Recent statements by persons in authority suggest that power outages in major cities like Mumbai can be the result of malware planted by hackers. What legal options exist?

By Sujit Bhar

There was a major power outage in Mumbai on October 12, 2020 that lasted two hours and threw the unsleeping city into chaos. The stock market went on the blink and many people lost a lot of money. Such incidents were once supposed to be the residual stink of civilisation, but just the other day the state’s home minister, Anil Deshmukh, told the media that “preliminary finding of an investigation by the cyber cell” found that it was probably the misdeed of Chinese hackers. He said that the hackers had planted some malware that invaded the overall system. Politics quickly took over, and Union energy minister Raj Kumar Singh categorically denied any Chinese hand, saying it was just “human error”.

One can cling to clues, such as one comment that yes, there was possibly some malware doing its mala fide job in some extremity of the power grid, but it did not manage to climb back into the main fold of the grid. So, aall is well now. Deciding who is right is a completely obtuse exercise, but one does need to look inwards and inspect what happened to India’s cyber security laws, and how protected we are, legally. Before that, we need to understand how the power sector can be affected remotely through malware. As the Indian power sector grew at a rapid pace, there was a huge need for intelligent control units for complex national grid interfaces. Of course, the retarded practice of L1 selection even in a global contract/tender meant that contracts went to Chinese companies.

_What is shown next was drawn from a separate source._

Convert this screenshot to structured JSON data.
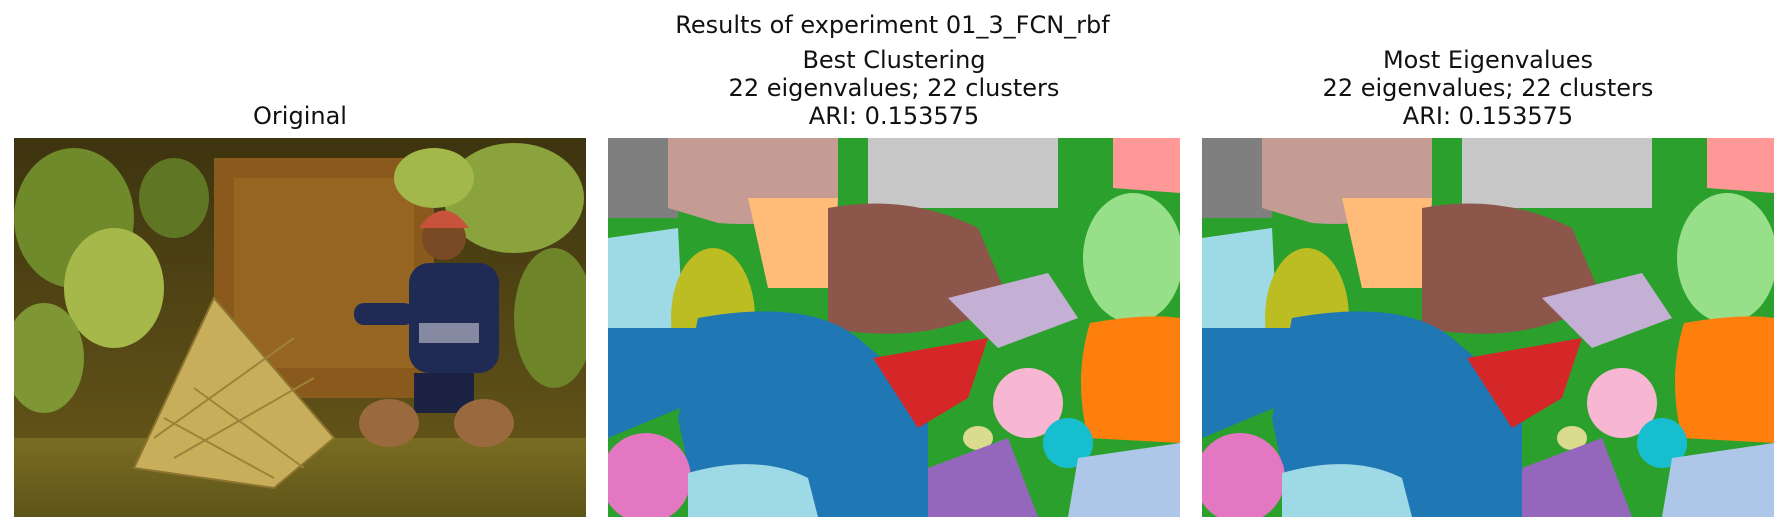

Believe it or not, Chinese companies have gained immense access into this strategic sector of the country. As per available data, Chinese companies won bids to install such intelligent control systems, not only across large parts of the national power grid, but also within 46 city networks, at the least, between August 2016 and March last. And, believe it or not, Dongfang Electric Corporation, based in Chengdu and directly controlled by Beijing (which means the Chinese Communist Party), also considered a “backbone enterprise” of that country, had won supervisory control and data acquisition contracts for as many as 23 cities in five states and Union Territories. Mumbai is just one of them. These “intelligent” units are intelligent enough to report back to their bosses and take orders. It has been said that such malware is dormant now, and can be activated at any time through orders from Beijing.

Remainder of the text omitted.